3.
Когда я долгое время не пишу, у меня развивается сильнейший словесный токсикоз. Слова прокисают внутри меня, как невостребованное молоко в грудях кормилицы. Я начинаю болеть и бредить удачными, как мне кажется, сравнениями. Токсикоз пропадает сразу же после того, как я получаю доступ к компьютеру, блокноту, на худой конец – к чьим‑нибудь ушам (хотя в таком случае мировая литература недосчитается моих находок: я теряю интерес к тому, что рассказано). Нынче токсикоз обещал затянуться – мало того что в Москве всё не то, так и дома – галлюцинации, странные документы, еще и приз какой‑то дурацкий!
Ладно хоть радиостанция эта вещала с соседней улицы – может, и неплохо прогуляться, хотя как же там холодно! Шумахер явно предсказывал скверную погоду – свернулся пушистым кренделем на диване и спрятал нос в лапки.
Иногда я жалею, что не родилась кошкой. Можно спать шестьдесят процентов жизни, и никто не назовет тебя тунеядкой. Кстати, люди, которые не любят кошек, всегда оказываются если не плохими, то уж во всяком случае не теми, с кем стоит общаться. Это я проверила на личном опыте. Зато у хороших людей всегда есть кошка или кот. Тоже проверено.

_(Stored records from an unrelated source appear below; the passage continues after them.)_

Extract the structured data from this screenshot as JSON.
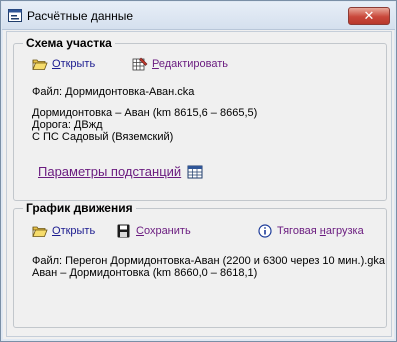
{
  "window": {
    "title": "Расчётные данные",
    "close_symbol": "✕"
  },
  "scheme": {
    "title": "Схема участка",
    "open_label": "Открыть",
    "open_hotkey": "О",
    "open_rest": "ткрыть",
    "edit_label": "Редактировать",
    "edit_hotkey": "Р",
    "edit_rest": "едактировать",
    "file_line": "Файл: Дормидонтовка-Аван.cka",
    "route_line": "Дормидонтовка – Аван  (km  8615,6 – 8665,5)",
    "road_line": "Дорога: ДВжд",
    "substation_line": "С ПС Садовый (Вяземский)",
    "substation_params_label": "Параметры подстанций"
  },
  "schedule": {
    "title": "График движения",
    "open_label": "Открыть",
    "open_hotkey": "О",
    "open_rest": "ткрыть",
    "save_label": "Сохранить",
    "save_hotkey": "С",
    "save_rest": "охранить",
    "traction_label": "Тяговая нагрузка",
    "traction_pre": "Тяговая ",
    "traction_hotkey": "н",
    "traction_rest": "агрузка",
    "file_line": "Файл: Перегон Дормидонтовка-Аван (2200 и 6300 через 10 мин.).gka",
    "route_line": "Аван – Дормидонтовка  (km  8660,0 – 8618,1)"
  }
}
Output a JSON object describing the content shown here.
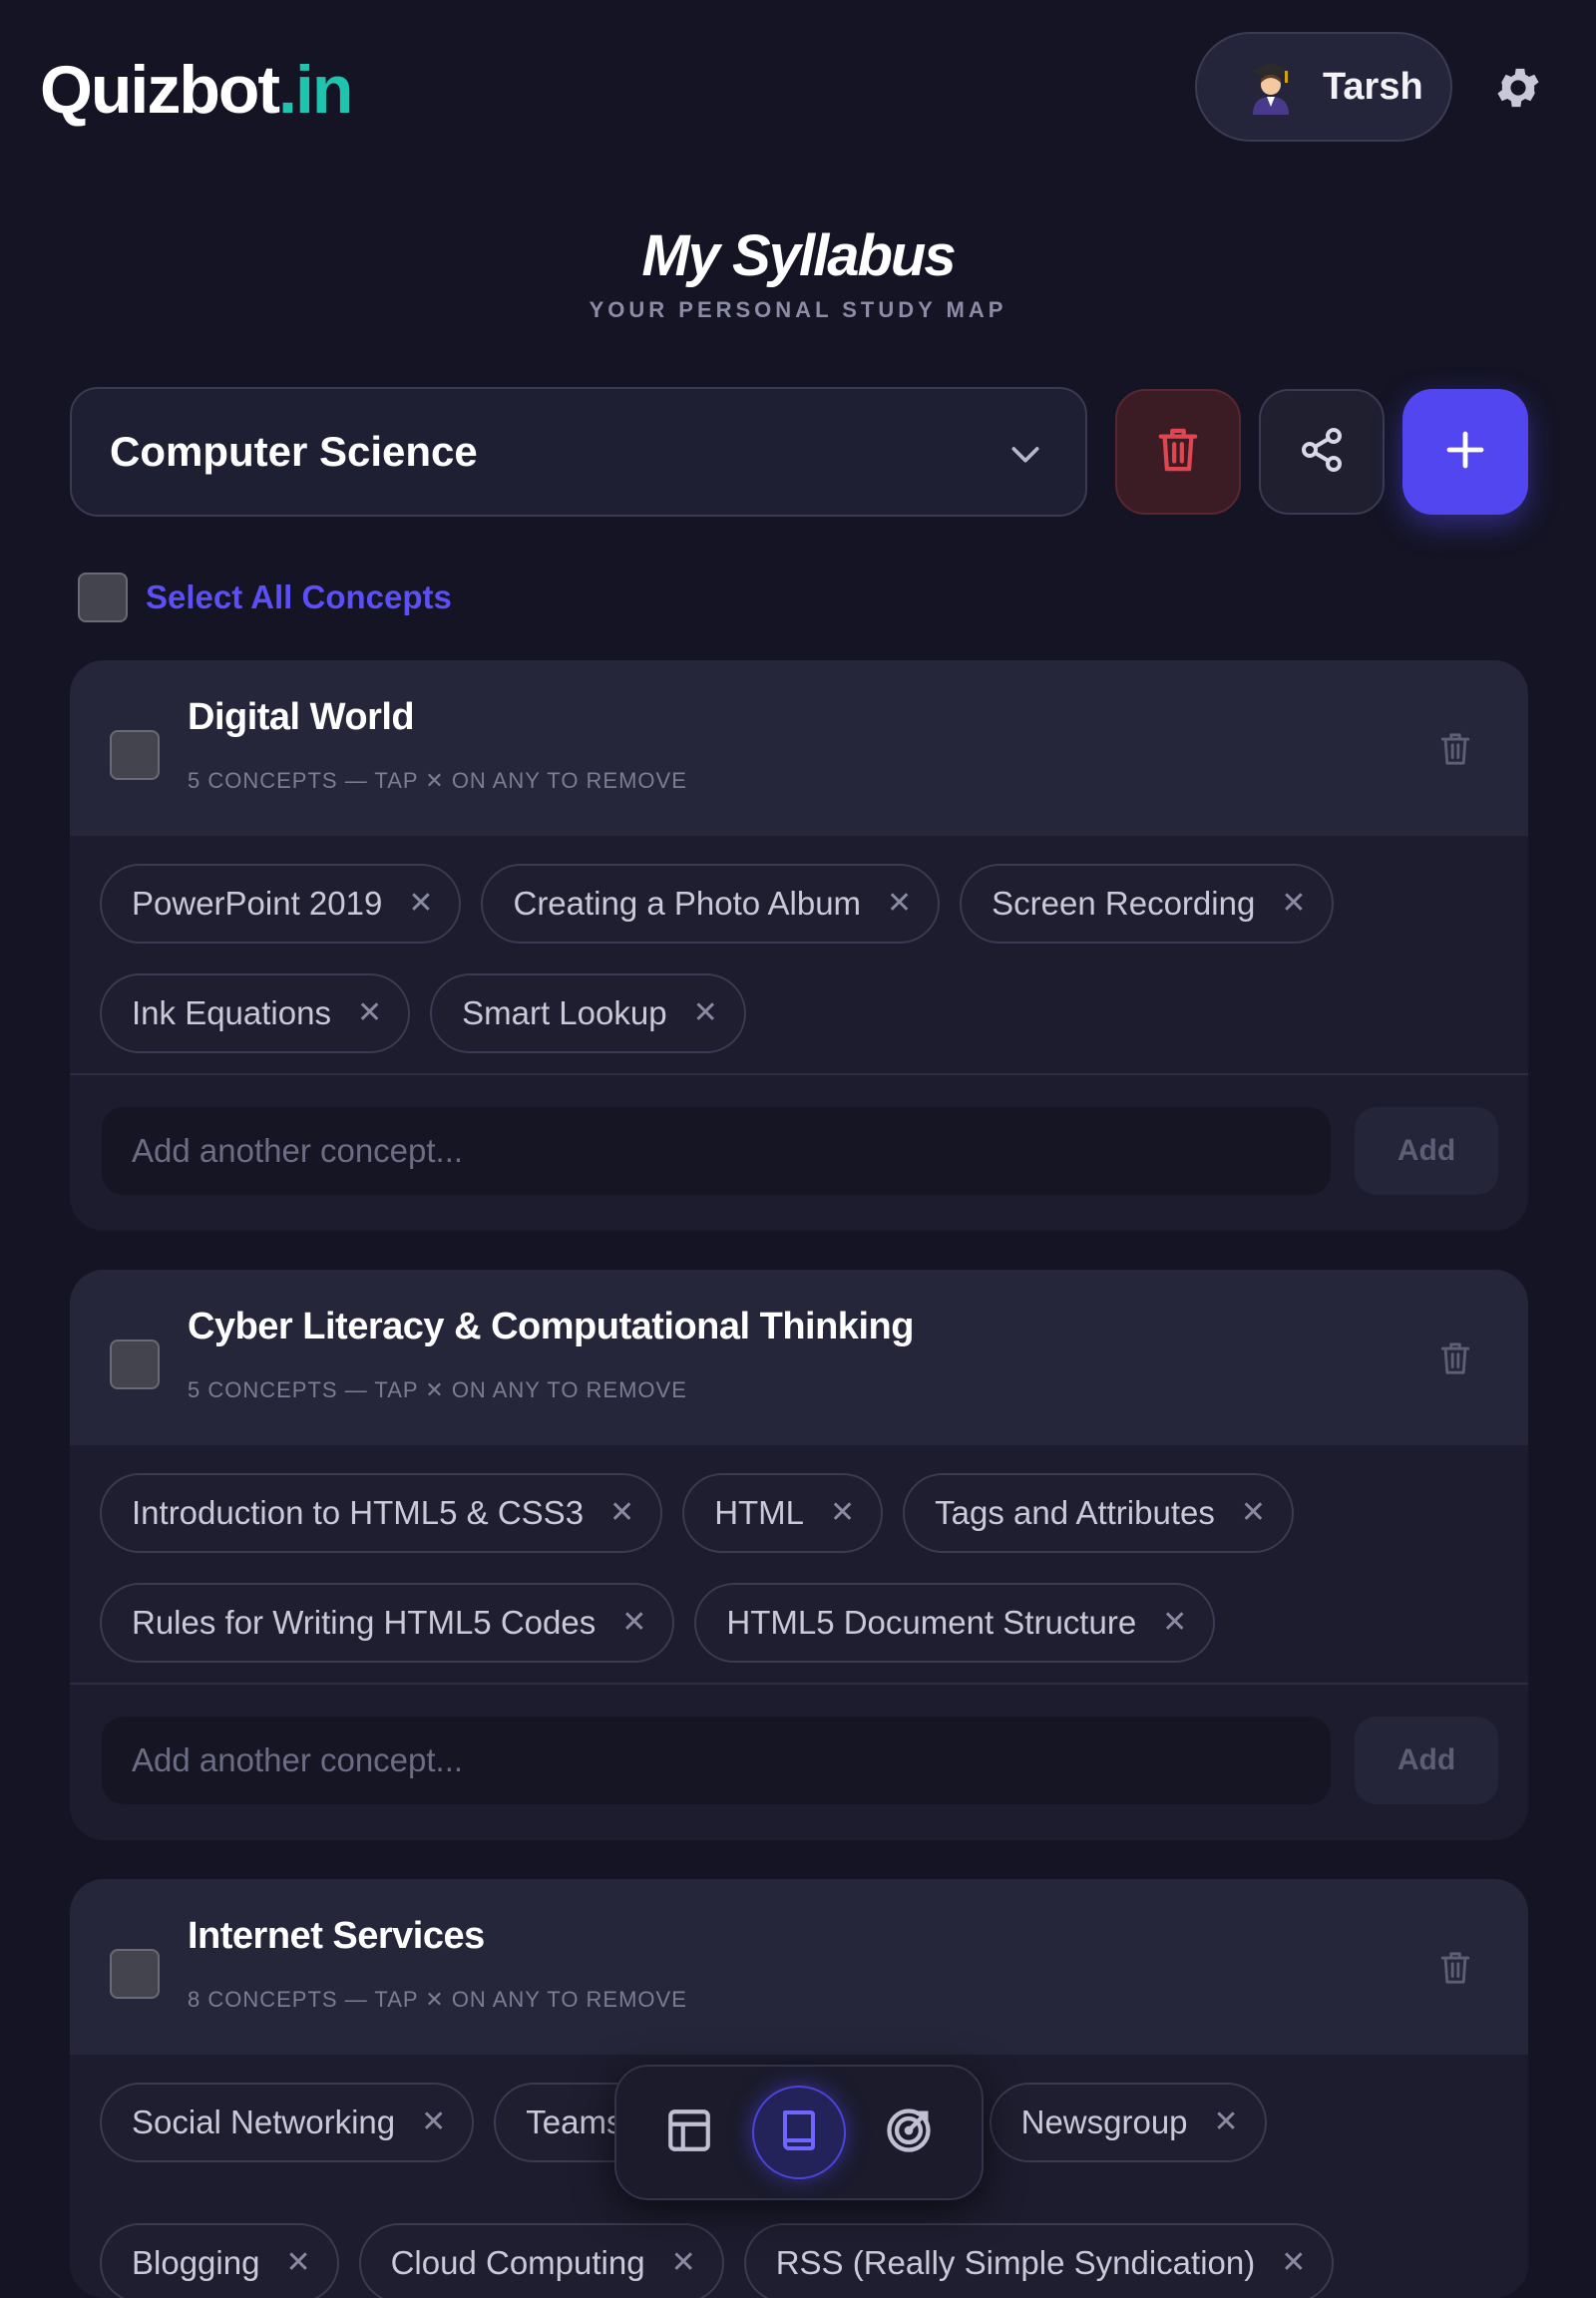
{
  "header": {
    "logo_main": "Quizbot",
    "logo_domain": ".in",
    "user_name": "Tarsh"
  },
  "page": {
    "title": "My Syllabus",
    "subtitle": "YOUR PERSONAL STUDY MAP"
  },
  "toolbar": {
    "subject": "Computer Science"
  },
  "select_all_label": "Select All Concepts",
  "topics": [
    {
      "title": "Digital World",
      "meta": "5 CONCEPTS — TAP ✕ ON ANY TO REMOVE",
      "concepts": [
        "PowerPoint 2019",
        "Creating a Photo Album",
        "Screen Recording",
        "Ink Equations",
        "Smart Lookup"
      ],
      "input_placeholder": "Add another concept...",
      "add_label": "Add"
    },
    {
      "title": "Cyber Literacy & Computational Thinking",
      "meta": "5 CONCEPTS — TAP ✕ ON ANY TO REMOVE",
      "concepts": [
        "Introduction to HTML5 & CSS3",
        "HTML",
        "Tags and Attributes",
        "Rules for Writing HTML5 Codes",
        "HTML5 Document Structure"
      ],
      "input_placeholder": "Add another concept...",
      "add_label": "Add"
    },
    {
      "title": "Internet Services",
      "meta": "8 CONCEPTS — TAP ✕ ON ANY TO REMOVE",
      "concepts": [
        "Social Networking",
        "Teams",
        "Newsgroup",
        "Blogging",
        "Cloud Computing",
        "RSS (Really Simple Syndication)"
      ],
      "input_placeholder": "Add another concept...",
      "add_label": "Add"
    }
  ],
  "chip_remove_glyph": "✕",
  "colors": {
    "background": "#141424",
    "accent": "#5146f0",
    "brand_teal": "#1fc4ae",
    "danger": "#e0464f"
  },
  "icons": {
    "user_avatar": "graduate-avatar-icon",
    "settings": "gear-icon",
    "dropdown": "chevron-down-icon",
    "delete": "trash-icon",
    "share": "share-icon",
    "add": "plus-icon",
    "nav_left": "layout-icon",
    "nav_center": "book-icon",
    "nav_right": "target-icon"
  }
}
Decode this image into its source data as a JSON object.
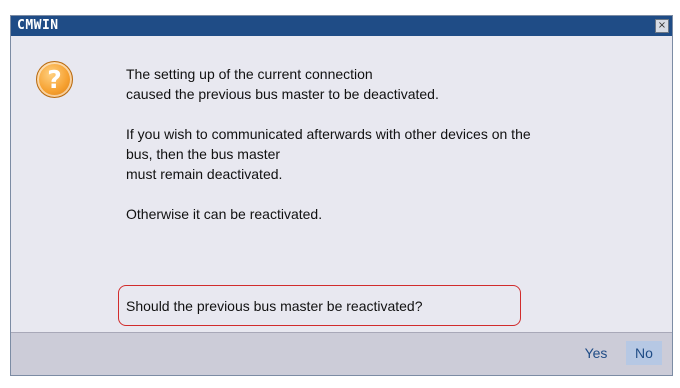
{
  "window": {
    "title": "CMWIN",
    "close_glyph": "×"
  },
  "dialog": {
    "icon": "question-icon",
    "icon_glyph": "?",
    "paragraphs": [
      [
        "The setting up of the current connection",
        "caused the previous bus master to be deactivated."
      ],
      [
        "If you wish to communicated afterwards with other devices on the",
        "bus, then the bus master",
        "must remain deactivated."
      ],
      [
        "Otherwise it can be reactivated."
      ]
    ],
    "question": "Should the previous bus master be reactivated?"
  },
  "buttons": {
    "yes": "Yes",
    "no": "No"
  },
  "colors": {
    "titlebar": "#1f4c86",
    "highlight_border": "#d12c2c",
    "icon_orange": "#f6a131",
    "selected_button": "#b6c8e4"
  }
}
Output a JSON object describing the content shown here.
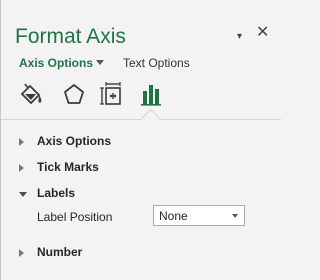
{
  "pane": {
    "title": "Format Axis",
    "dropdown_glyph": "▾",
    "close_glyph": "✕"
  },
  "option_tabs": {
    "active": "Axis Options",
    "other": "Text Options"
  },
  "icons": [
    {
      "name": "fill-line-icon"
    },
    {
      "name": "effects-icon"
    },
    {
      "name": "size-properties-icon"
    },
    {
      "name": "axis-options-icon"
    }
  ],
  "sections": {
    "axis_options": "Axis Options",
    "tick_marks": "Tick Marks",
    "labels": "Labels",
    "number": "Number"
  },
  "label_position": {
    "label": "Label Position",
    "value": "None"
  },
  "colors": {
    "accent": "#217346"
  }
}
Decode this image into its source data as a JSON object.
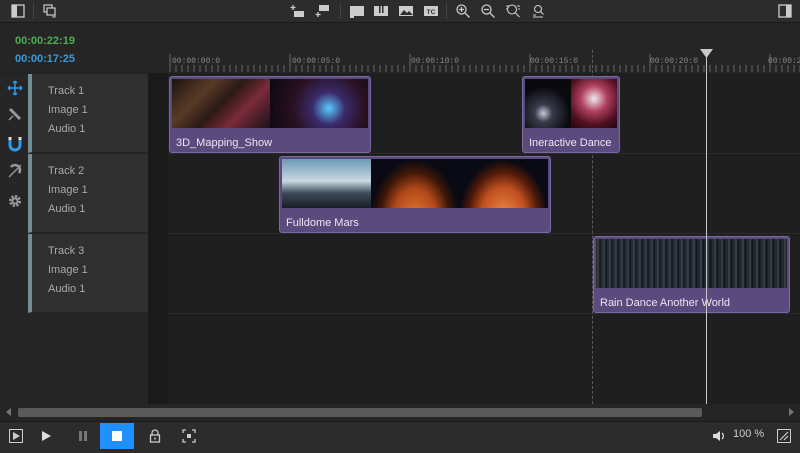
{
  "timecodes": {
    "current": "00:00:22:19",
    "duration": "00:00:17:25"
  },
  "ruler_labels": [
    "00:00:00:0",
    "00:00:05:0",
    "00:00:10:0",
    "00:00:15:0",
    "00:00:20:0",
    "00:00:2"
  ],
  "tracks": [
    {
      "name": "Track 1",
      "image": "Image 1",
      "audio": "Audio 1"
    },
    {
      "name": "Track 2",
      "image": "Image 1",
      "audio": "Audio 1"
    },
    {
      "name": "Track 3",
      "image": "Image 1",
      "audio": "Audio 1"
    }
  ],
  "clips": [
    {
      "name": "3D_Mapping_Show"
    },
    {
      "name": "Ineractive Dance"
    },
    {
      "name": "Fulldome Mars"
    },
    {
      "name": "Rain Dance Another World"
    }
  ],
  "bottom": {
    "volume_percent": "100 %"
  },
  "colors": {
    "clip": "#5a4a7e",
    "accent": "#1e90ff",
    "timecode_current": "#4caf50",
    "timecode_duration": "#3a9ad9",
    "track_stripe": "#6f8f94"
  },
  "icons": {
    "toolbar": [
      "panel-left-icon",
      "layers-icon",
      "add-track-above-icon",
      "add-track-below-icon",
      "marker-icon",
      "split-icon",
      "image-icon",
      "timecode-icon",
      "zoom-in-icon",
      "zoom-out-icon",
      "zoom-fit-icon",
      "zoom-reset-icon",
      "panel-right-icon"
    ],
    "tools": [
      "move-icon",
      "razor-icon",
      "magnet-icon",
      "snap-off-icon",
      "gear-icon"
    ],
    "bottom": [
      "play-preview-icon",
      "play-icon",
      "pause-icon",
      "stop-icon",
      "lock-icon",
      "fullscreen-icon",
      "volume-icon",
      "expand-icon"
    ]
  }
}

Я потрепала Шумахера по гривке и принялась одеваться. Хорошо котам – всю жизнь в одной шубе!
На улице было явно теплее, чем дома. Тем не менее холодный воздух охотно забирался в рукава и под воротник, а застывшие снежинки били по лицу, словно толченое стекло, которое подсыпали в еду врагам древние отравители. Замерзнуть я не успела. Вот разве что нос.
– На радио «Ля бекар». Выиграла приз, – скупо отчиталась я седобровому охраннику, с любопытством изучавшему мой красный нос.
– Девушка, – укорил меня охранник, – радио называется «Ля бемоль». Бекар – совсем другое дело, это значит, что понижение отменили. Или повышение.
Он вздохнул так печально, словно отмена повышения касалась его лично, потом черкнул что‑то на листке бумаги и по‑комсомольски указал на лифт:
– Не забудьте пропуск подписать!
Лифт ехал ко мне, скрежеща решетками и подвывая механизмами. Здание оказалось старым, работы трофейных немцев, и лифт – под стать, с надписями на двух языках – русском и немецком. Лифт по‑немецки будет «едущий стул».
Почему «стул», если в нем стоят?..
Белая дверь, за которой обитали инфантильные голоса, оказалась закрыта на специальный кодовый замок. Естественно, кода я не знала – мне его никто не сказал. Я вздохнула и дернула за ручку. Тишина.
– У них обед.
На довоенном с виду стуле сидела худенькая девушка, похожая на умненькую лисичку. – Я Света, – сказала она. – Меня позвали получить приз, хотя я просто ошиблась номером. Звонила не сюда, а маме. Я отпинывалась, но они тут все такие настырные!